Ul'dah was far enough away to make the air ship ride a worthy expense, assuming she hadn't managed to sneak on. Less familiar faces meant more freedom of employ. Further south avoided a certain other complication as well. Virara's ears twitched at the metallic whine of a local bard on Pearl Lane stringing his lute while chatting up a modest crowd. A street juggler fumbled his third bottle and scuttled to pick up the fleeing glass. His left hand had been an ilm too high, Virara noted. The Levemaster's board would often be depleted by the time she got there; Eorzea did not want for sellswords and hired muscle. With her stature and appearance, she made for an unconvincing bodyguard. The most common employment, crude labor, rarely ended well. Push too hard, scrub too fiercely, polish too vigorously, lift in a hurry. The yelling would soon follow. They didn't make things to last in Eorzea, Virara often thought. She couldn't steal, of course. She'd done enough of that to the refugee fishermen with their long nets, their aching backs and teeming fish pots, until her Master purged that excess from her with a hard bamboo switch.

 

A soft step. A not so soft step. Her normally near-silent footfall crunched loudly in protest beneath her. Irregular. Her hot little palm tossed aside its rapidly warming apple core and pried at the balled-up parchment beneath her feet. She plucked it flat, creased it against the stone wall twice. A conspiracy of shapes emerged from the posted notice. A dark mass of hair, the curve of a long cheek, an asymmetrical gaze not unlike her own. Names were as air, but the properly trained mind could recall with precision anything as simple as a mess of straight and curved lines, and a collage of light and shadow. Virara's carmine stare flickered at the shapes peering up at her from the parchment surface. These were shapes that she knew. It was in passing, during her wandering of the North, when her body was left in that miserably cold city and her mind was a thousand malm away. With her training, a glimpse was enough. Burn a complex series of forms into the mind, the interplay of arms, the tilt of a chest, the pounding of advancing feet.
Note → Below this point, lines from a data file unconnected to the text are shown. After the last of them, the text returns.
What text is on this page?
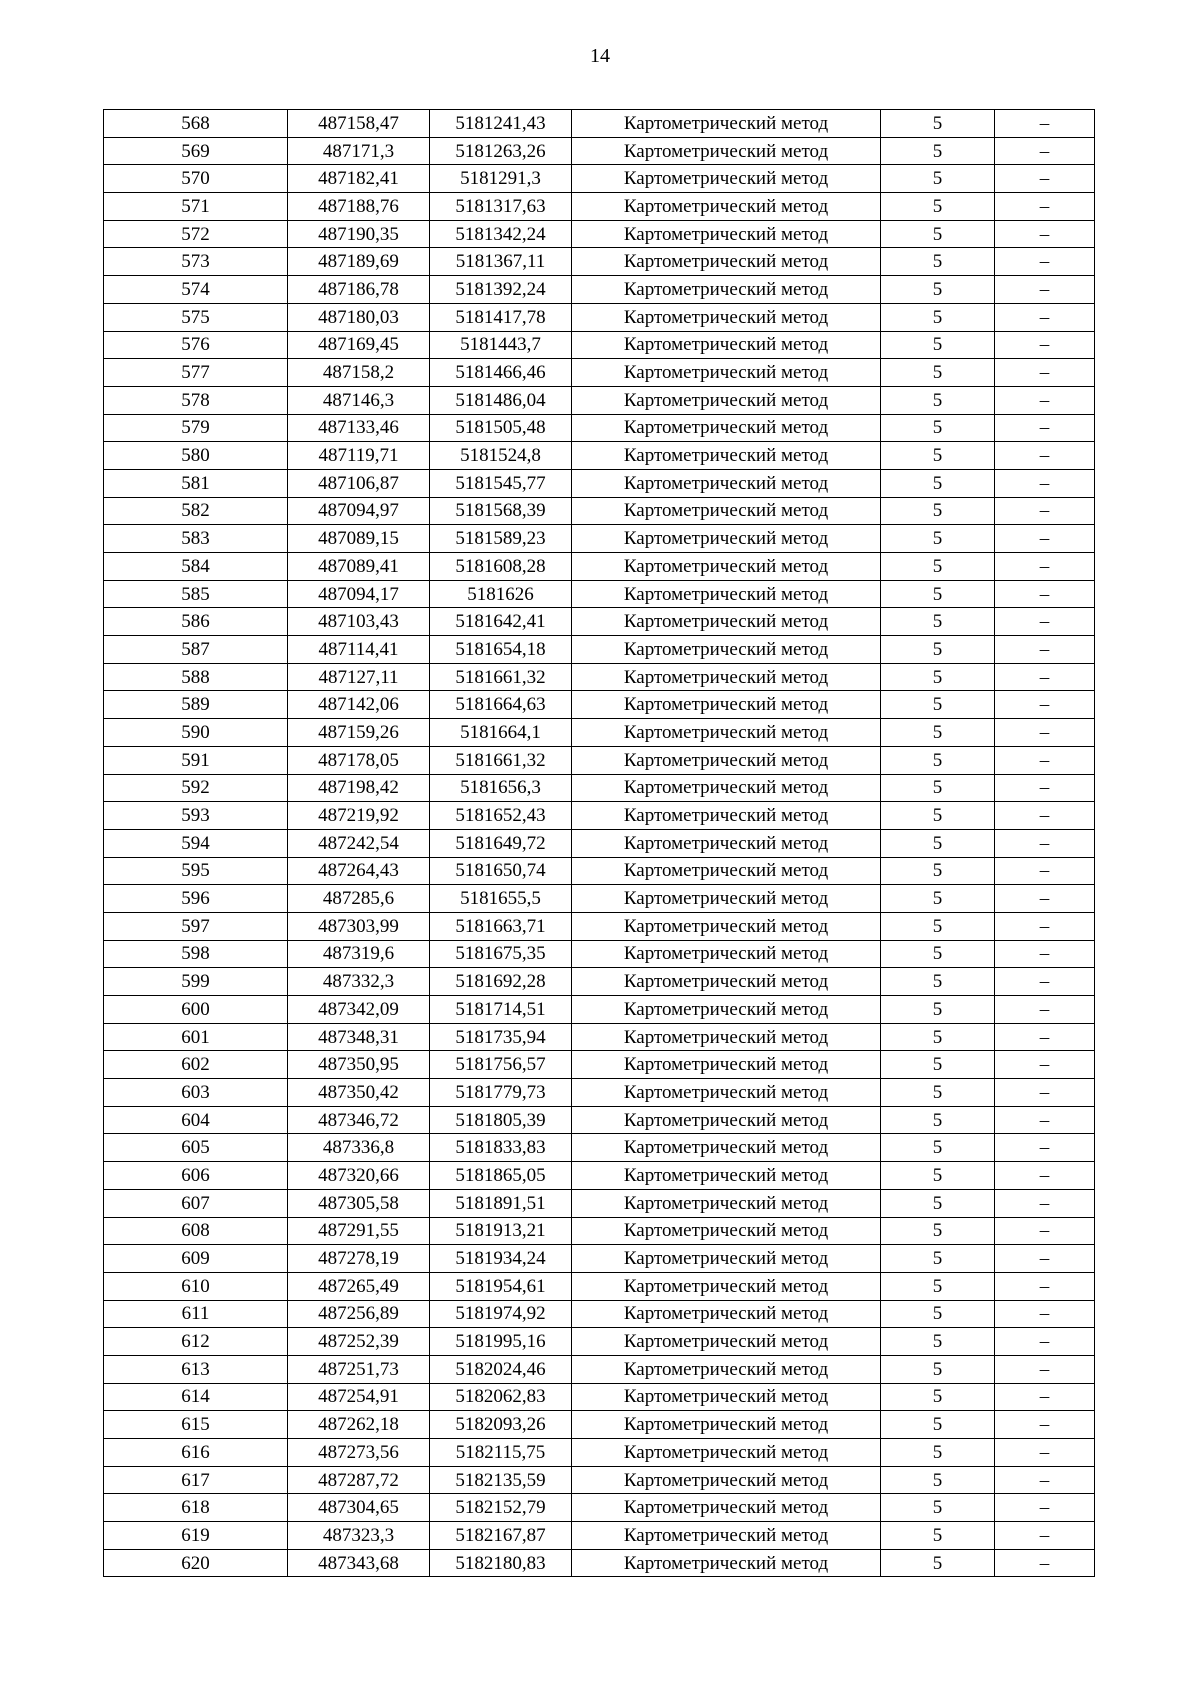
14
568	487158,47	5181241,43	Картометрический метод	5	–
569	487171,3	5181263,26	Картометрический метод	5	–
570	487182,41	5181291,3	Картометрический метод	5	–
571	487188,76	5181317,63	Картометрический метод	5	–
572	487190,35	5181342,24	Картометрический метод	5	–
573	487189,69	5181367,11	Картометрический метод	5	–
574	487186,78	5181392,24	Картометрический метод	5	–
575	487180,03	5181417,78	Картометрический метод	5	–
576	487169,45	5181443,7	Картометрический метод	5	–
577	487158,2	5181466,46	Картометрический метод	5	–
578	487146,3	5181486,04	Картометрический метод	5	–
579	487133,46	5181505,48	Картометрический метод	5	–
580	487119,71	5181524,8	Картометрический метод	5	–
581	487106,87	5181545,77	Картометрический метод	5	–
582	487094,97	5181568,39	Картометрический метод	5	–
583	487089,15	5181589,23	Картометрический метод	5	–
584	487089,41	5181608,28	Картометрический метод	5	–
585	487094,17	5181626	Картометрический метод	5	–
586	487103,43	5181642,41	Картометрический метод	5	–
587	487114,41	5181654,18	Картометрический метод	5	–
588	487127,11	5181661,32	Картометрический метод	5	–
589	487142,06	5181664,63	Картометрический метод	5	–
590	487159,26	5181664,1	Картометрический метод	5	–
591	487178,05	5181661,32	Картометрический метод	5	–
592	487198,42	5181656,3	Картометрический метод	5	–
593	487219,92	5181652,43	Картометрический метод	5	–
594	487242,54	5181649,72	Картометрический метод	5	–
595	487264,43	5181650,74	Картометрический метод	5	–
596	487285,6	5181655,5	Картометрический метод	5	–
597	487303,99	5181663,71	Картометрический метод	5	–
598	487319,6	5181675,35	Картометрический метод	5	–
599	487332,3	5181692,28	Картометрический метод	5	–
600	487342,09	5181714,51	Картометрический метод	5	–
601	487348,31	5181735,94	Картометрический метод	5	–
602	487350,95	5181756,57	Картометрический метод	5	–
603	487350,42	5181779,73	Картометрический метод	5	–
604	487346,72	5181805,39	Картометрический метод	5	–
605	487336,8	5181833,83	Картометрический метод	5	–
606	487320,66	5181865,05	Картометрический метод	5	–
607	487305,58	5181891,51	Картометрический метод	5	–
608	487291,55	5181913,21	Картометрический метод	5	–
609	487278,19	5181934,24	Картометрический метод	5	–
610	487265,49	5181954,61	Картометрический метод	5	–
611	487256,89	5181974,92	Картометрический метод	5	–
612	487252,39	5181995,16	Картометрический метод	5	–
613	487251,73	5182024,46	Картометрический метод	5	–
614	487254,91	5182062,83	Картометрический метод	5	–
615	487262,18	5182093,26	Картометрический метод	5	–
616	487273,56	5182115,75	Картометрический метод	5	–
617	487287,72	5182135,59	Картометрический метод	5	–
618	487304,65	5182152,79	Картометрический метод	5	–
619	487323,3	5182167,87	Картометрический метод	5	–
620	487343,68	5182180,83	Картометрический метод	5	–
Do it within a couple minutes, upon pain of death. Succeed and memorizing a face would become trivial. 

 

She studied it for a long while, seated upon the Steps of Thal like an abandoned doll, parchment clutched between black-gloved, round fingers. In natural silence she slides her fingers along the notice, creasing it and slipping it away where her apple had once been. The fringe of dark hair shifts about before her forehead. Two nods to herself. She feels inside the coat for her long, heavy brace of iron hora, insinuating her fingers within one's cotton sheath. The metal surface remained strangely cold to the touch.